College basketball has returned for a season that had better be better than the one that preceded it. You'd have to be some optimist to believe it will be.
The game is adrift on a sea of scandal. Perhaps never before has there been anything to approach the aggregate mountain of sleaze: the messy recruiting cases of John Williams and Tito Horford; the Tulane point-shaving and drug revelations; the Memphis State gambling grand jury; the Chris Washburn arrest and suspension revelations, and now, the Kentucky payoff admissions.
Item: In 1982, LSU assistant Ron Abernathy, on a trip to nearby Gulfport, Miss., to recruit Kenny Jimerson, the state's player of the year, reports the theft of a briefcase with $2,000 cash in it from the front seat of his unlocked van.
A youth is later arrested. Mississippi Circuit Judge James Thomas, hearing the case, sentences the defendant, but makes public his suspicions about the complainant. Thomas directs that a transcript of the trial be forwarded to the NCAA.
LSU holds its own investigation, and accepts Abernathy's explanation--he was out paying bills in Baton Rouge when he got an emergency phone call to make a recruiting trip.
"Quite obviously, LSU wasn't outraged," Thomas said Tuesday. "No one from LSU came over for the trial. No one seemed to be particularly concerned. It smelled."
A total of $1,100--all in $100 and $50 bills--was recovered and taken into evidence. A certified check for that amount was mailed to Abernathy, who wrote back, thanking the officials.
"He never did complain about the difference," Thomas said.
Item: In 1984, LSU Coach Dale Brown tells of asking the chancellor of the university, James Wharton, for permission to put $150,000 in a briefcase and offer it to John Williams of Crenshaw High School in Los Angeles, just to drive home the meat-market aspect of it. Brown says he's been told that Williams has been offered that much by other schools.

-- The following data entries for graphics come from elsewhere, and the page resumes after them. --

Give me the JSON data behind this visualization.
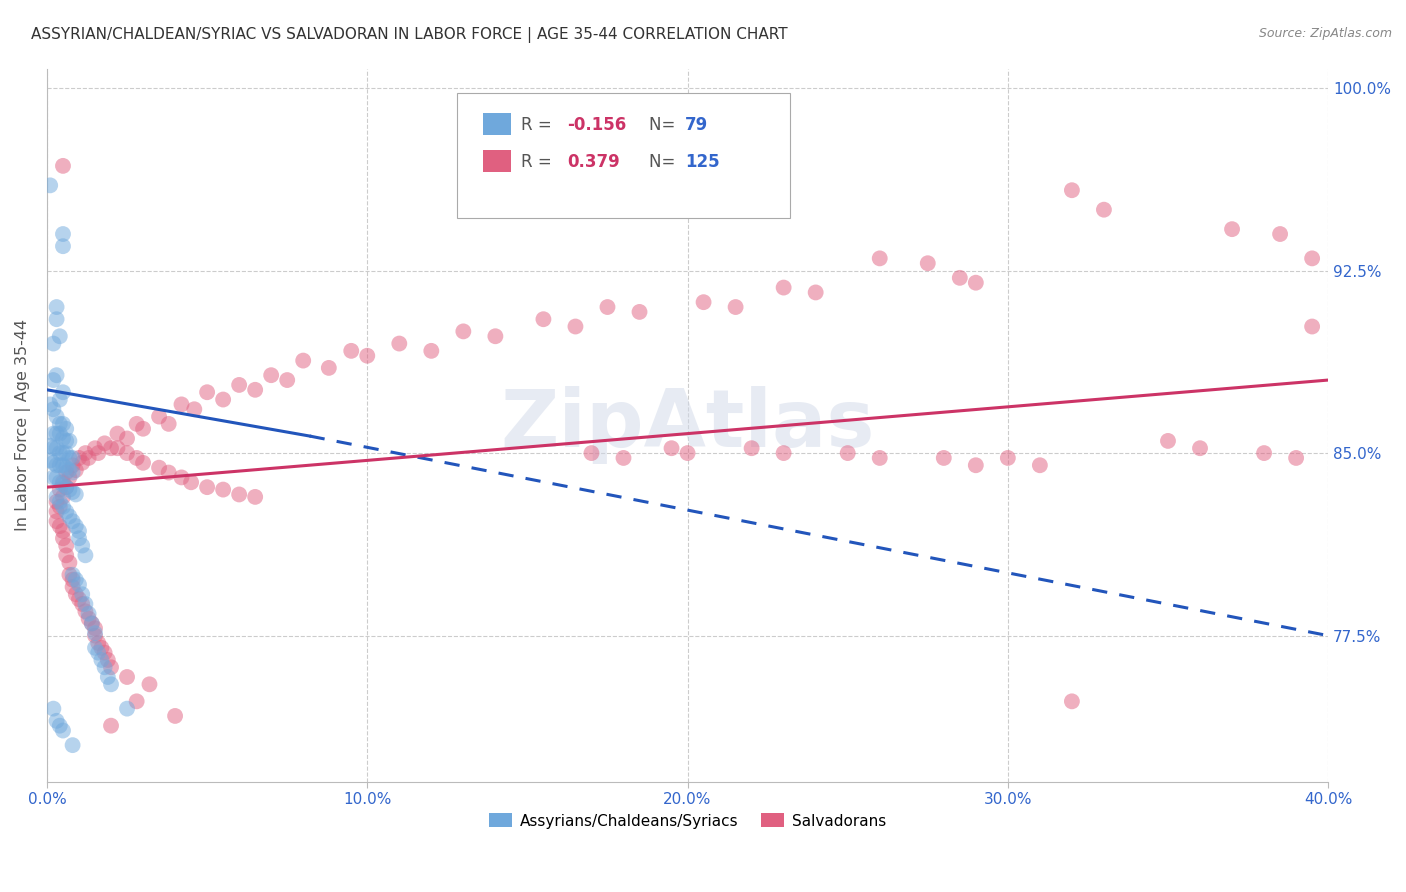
{
  "title": "ASSYRIAN/CHALDEAN/SYRIAC VS SALVADORAN IN LABOR FORCE | AGE 35-44 CORRELATION CHART",
  "source": "Source: ZipAtlas.com",
  "ylabel": "In Labor Force | Age 35-44",
  "xmin": 0.0,
  "xmax": 0.4,
  "ymin": 0.715,
  "ymax": 1.008,
  "yticks": [
    0.775,
    0.85,
    0.925,
    1.0
  ],
  "ytick_labels": [
    "77.5%",
    "85.0%",
    "92.5%",
    "100.0%"
  ],
  "xticks": [
    0.0,
    0.1,
    0.2,
    0.3,
    0.4
  ],
  "xtick_labels": [
    "0.0%",
    "10.0%",
    "20.0%",
    "30.0%",
    "40.0%"
  ],
  "blue_color": "#6fa8dc",
  "pink_color": "#e06080",
  "blue_line_color": "#2255bb",
  "pink_line_color": "#cc3366",
  "blue_scatter": [
    [
      0.001,
      0.96
    ],
    [
      0.005,
      0.935
    ],
    [
      0.005,
      0.94
    ],
    [
      0.003,
      0.91
    ],
    [
      0.003,
      0.905
    ],
    [
      0.002,
      0.895
    ],
    [
      0.004,
      0.898
    ],
    [
      0.002,
      0.88
    ],
    [
      0.003,
      0.882
    ],
    [
      0.004,
      0.872
    ],
    [
      0.005,
      0.875
    ],
    [
      0.001,
      0.87
    ],
    [
      0.002,
      0.868
    ],
    [
      0.003,
      0.865
    ],
    [
      0.004,
      0.862
    ],
    [
      0.005,
      0.862
    ],
    [
      0.006,
      0.86
    ],
    [
      0.002,
      0.858
    ],
    [
      0.003,
      0.858
    ],
    [
      0.004,
      0.858
    ],
    [
      0.005,
      0.856
    ],
    [
      0.006,
      0.855
    ],
    [
      0.007,
      0.855
    ],
    [
      0.001,
      0.853
    ],
    [
      0.002,
      0.852
    ],
    [
      0.003,
      0.852
    ],
    [
      0.004,
      0.85
    ],
    [
      0.005,
      0.85
    ],
    [
      0.006,
      0.85
    ],
    [
      0.007,
      0.848
    ],
    [
      0.008,
      0.848
    ],
    [
      0.001,
      0.847
    ],
    [
      0.002,
      0.846
    ],
    [
      0.003,
      0.845
    ],
    [
      0.004,
      0.845
    ],
    [
      0.005,
      0.845
    ],
    [
      0.006,
      0.844
    ],
    [
      0.007,
      0.843
    ],
    [
      0.008,
      0.842
    ],
    [
      0.002,
      0.84
    ],
    [
      0.003,
      0.84
    ],
    [
      0.004,
      0.838
    ],
    [
      0.005,
      0.837
    ],
    [
      0.006,
      0.836
    ],
    [
      0.007,
      0.835
    ],
    [
      0.008,
      0.834
    ],
    [
      0.009,
      0.833
    ],
    [
      0.003,
      0.832
    ],
    [
      0.004,
      0.83
    ],
    [
      0.005,
      0.828
    ],
    [
      0.006,
      0.826
    ],
    [
      0.007,
      0.824
    ],
    [
      0.008,
      0.822
    ],
    [
      0.009,
      0.82
    ],
    [
      0.01,
      0.818
    ],
    [
      0.01,
      0.815
    ],
    [
      0.011,
      0.812
    ],
    [
      0.012,
      0.808
    ],
    [
      0.008,
      0.8
    ],
    [
      0.009,
      0.798
    ],
    [
      0.01,
      0.796
    ],
    [
      0.011,
      0.792
    ],
    [
      0.012,
      0.788
    ],
    [
      0.013,
      0.784
    ],
    [
      0.014,
      0.78
    ],
    [
      0.015,
      0.776
    ],
    [
      0.015,
      0.77
    ],
    [
      0.016,
      0.768
    ],
    [
      0.017,
      0.765
    ],
    [
      0.018,
      0.762
    ],
    [
      0.019,
      0.758
    ],
    [
      0.02,
      0.755
    ],
    [
      0.025,
      0.745
    ],
    [
      0.002,
      0.745
    ],
    [
      0.003,
      0.74
    ],
    [
      0.004,
      0.738
    ],
    [
      0.005,
      0.736
    ],
    [
      0.008,
      0.73
    ]
  ],
  "pink_scatter": [
    [
      0.005,
      0.968
    ],
    [
      0.32,
      0.958
    ],
    [
      0.33,
      0.95
    ],
    [
      0.37,
      0.942
    ],
    [
      0.385,
      0.94
    ],
    [
      0.395,
      0.93
    ],
    [
      0.26,
      0.93
    ],
    [
      0.275,
      0.928
    ],
    [
      0.285,
      0.922
    ],
    [
      0.29,
      0.92
    ],
    [
      0.23,
      0.918
    ],
    [
      0.24,
      0.916
    ],
    [
      0.205,
      0.912
    ],
    [
      0.215,
      0.91
    ],
    [
      0.175,
      0.91
    ],
    [
      0.185,
      0.908
    ],
    [
      0.395,
      0.902
    ],
    [
      0.155,
      0.905
    ],
    [
      0.165,
      0.902
    ],
    [
      0.13,
      0.9
    ],
    [
      0.14,
      0.898
    ],
    [
      0.11,
      0.895
    ],
    [
      0.12,
      0.892
    ],
    [
      0.095,
      0.892
    ],
    [
      0.1,
      0.89
    ],
    [
      0.08,
      0.888
    ],
    [
      0.088,
      0.885
    ],
    [
      0.07,
      0.882
    ],
    [
      0.075,
      0.88
    ],
    [
      0.06,
      0.878
    ],
    [
      0.065,
      0.876
    ],
    [
      0.05,
      0.875
    ],
    [
      0.055,
      0.872
    ],
    [
      0.042,
      0.87
    ],
    [
      0.046,
      0.868
    ],
    [
      0.035,
      0.865
    ],
    [
      0.038,
      0.862
    ],
    [
      0.028,
      0.862
    ],
    [
      0.03,
      0.86
    ],
    [
      0.022,
      0.858
    ],
    [
      0.025,
      0.856
    ],
    [
      0.018,
      0.854
    ],
    [
      0.02,
      0.852
    ],
    [
      0.015,
      0.852
    ],
    [
      0.016,
      0.85
    ],
    [
      0.012,
      0.85
    ],
    [
      0.013,
      0.848
    ],
    [
      0.01,
      0.848
    ],
    [
      0.011,
      0.846
    ],
    [
      0.008,
      0.845
    ],
    [
      0.009,
      0.843
    ],
    [
      0.006,
      0.842
    ],
    [
      0.007,
      0.84
    ],
    [
      0.005,
      0.838
    ],
    [
      0.006,
      0.836
    ],
    [
      0.004,
      0.835
    ],
    [
      0.005,
      0.832
    ],
    [
      0.003,
      0.83
    ],
    [
      0.004,
      0.828
    ],
    [
      0.003,
      0.826
    ],
    [
      0.003,
      0.822
    ],
    [
      0.004,
      0.82
    ],
    [
      0.005,
      0.818
    ],
    [
      0.005,
      0.815
    ],
    [
      0.006,
      0.812
    ],
    [
      0.006,
      0.808
    ],
    [
      0.007,
      0.805
    ],
    [
      0.007,
      0.8
    ],
    [
      0.008,
      0.798
    ],
    [
      0.008,
      0.795
    ],
    [
      0.009,
      0.792
    ],
    [
      0.01,
      0.79
    ],
    [
      0.011,
      0.788
    ],
    [
      0.012,
      0.785
    ],
    [
      0.013,
      0.782
    ],
    [
      0.014,
      0.78
    ],
    [
      0.015,
      0.778
    ],
    [
      0.015,
      0.775
    ],
    [
      0.016,
      0.772
    ],
    [
      0.017,
      0.77
    ],
    [
      0.018,
      0.768
    ],
    [
      0.019,
      0.765
    ],
    [
      0.02,
      0.762
    ],
    [
      0.025,
      0.758
    ],
    [
      0.032,
      0.755
    ],
    [
      0.028,
      0.748
    ],
    [
      0.04,
      0.742
    ],
    [
      0.02,
      0.738
    ],
    [
      0.32,
      0.748
    ],
    [
      0.022,
      0.852
    ],
    [
      0.025,
      0.85
    ],
    [
      0.028,
      0.848
    ],
    [
      0.03,
      0.846
    ],
    [
      0.035,
      0.844
    ],
    [
      0.038,
      0.842
    ],
    [
      0.042,
      0.84
    ],
    [
      0.045,
      0.838
    ],
    [
      0.05,
      0.836
    ],
    [
      0.055,
      0.835
    ],
    [
      0.06,
      0.833
    ],
    [
      0.065,
      0.832
    ],
    [
      0.35,
      0.855
    ],
    [
      0.36,
      0.852
    ],
    [
      0.38,
      0.85
    ],
    [
      0.39,
      0.848
    ],
    [
      0.3,
      0.848
    ],
    [
      0.31,
      0.845
    ],
    [
      0.28,
      0.848
    ],
    [
      0.29,
      0.845
    ],
    [
      0.25,
      0.85
    ],
    [
      0.26,
      0.848
    ],
    [
      0.22,
      0.852
    ],
    [
      0.23,
      0.85
    ],
    [
      0.195,
      0.852
    ],
    [
      0.2,
      0.85
    ],
    [
      0.17,
      0.85
    ],
    [
      0.18,
      0.848
    ]
  ],
  "blue_line_solid": {
    "x0": 0.0,
    "y0": 0.876,
    "x1": 0.082,
    "y1": 0.857
  },
  "blue_line_dash": {
    "x0": 0.082,
    "y0": 0.857,
    "x1": 0.4,
    "y1": 0.775
  },
  "pink_line": {
    "x0": 0.0,
    "y0": 0.836,
    "x1": 0.4,
    "y1": 0.88
  },
  "background_color": "#ffffff",
  "grid_color": "#cccccc",
  "tick_color": "#3366cc",
  "label_color": "#555555"
}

Wharton turns him down, saying the offer might be misinterpreted, thus proving that everyone at LSU isn't completely out of his gourd.
Just the usual bayou madness? There's a lot of madness out there.
Item: in the wake of the Kentucky story, three young Philadelphia 76ers, Charles Barkley, Terry Catledge and Leon Wood, tell of offers they received during recruitment. Wood says he got a car at his first school, Arizona, and took it with him when he transferred to Cal State Fullerton.
"I didn't figure they'd be coming after it," Wood told the Philadelphia Inquirer's Bill Lyon. "And they didn't."
Only the price seems to be going up. The hiring of athletes by colleges and/or boosters is nothing new, apparently having begun shortly after Dr. Naismith came down the ladder from his peach basket.
Remember Moses Malone, an incoming University of Maryland freshman, posing for a picture on the hood of his new Chrysler, acquired on a "lease-purchase" deal?
Malone then signed an ABA contract, and departed without attending a day of school. Coach Lefty Driesell, determined to salvage something, still lists him in his yearbook among the players the Terrapins have sent to the pros.
And lest anyone forget Wilt Chamberlain, he recently came forward to remind everyone that he, too, had received illicit payments at Kansas.
Questions arise: Who really cares? They're all doing it, aren't they? So some kids get a few bucks or a sweetheart deal on a car, who's really getting hurt?
Everyone gets hurt. Everyone is tarred by the stigma. Everything good about the game is cheapened if it rests on a foundation of half-truths, cynicism and a final commitment to nothing but individual self-advancement.
Every coach in the nation claims to despise what's going on--at everyone else's school. It's all they ever talk about--off the record.
The problem, however, is the system. It was built for abuse and is only realizing its potential.
Winning teams generate huge prestige and revenue for the schools, especially in the form of increased alumni donations, and excitement for boosters.
Even one blue-chipper can "turn the program around."
Every school wants him.
He's just a high school kid with relatively cheap tastes, so he doesn't cost much.
Guess what comes next.
The system is now almost womb to tomb.
What we've got is a new sophistication everywhere:
--Recruitment by agents. World B. (nee Lloyd) Free was picked up by his first agent, Joe Jeffries-El, when Free was a teen-ager playing in Brooklyn's Brownsville schoolyards.
--Recruitment by junior high schools.
--Recruitment by high schools.
--Recruitment by summer camps, which offer "scholarships" and do-little jobs and guaranteed exposure to big-time college coaches.
--Fame, in the form of inclusion on the national lists that are swapped back and forth by some newspaper high-school writers and assorted bird-dogs, who rank players they may never have seen, with such memorable descriptions as, "Pure blue-chipper. . . . Moses will lead some school to the promised land. . . . Sampson is mighty."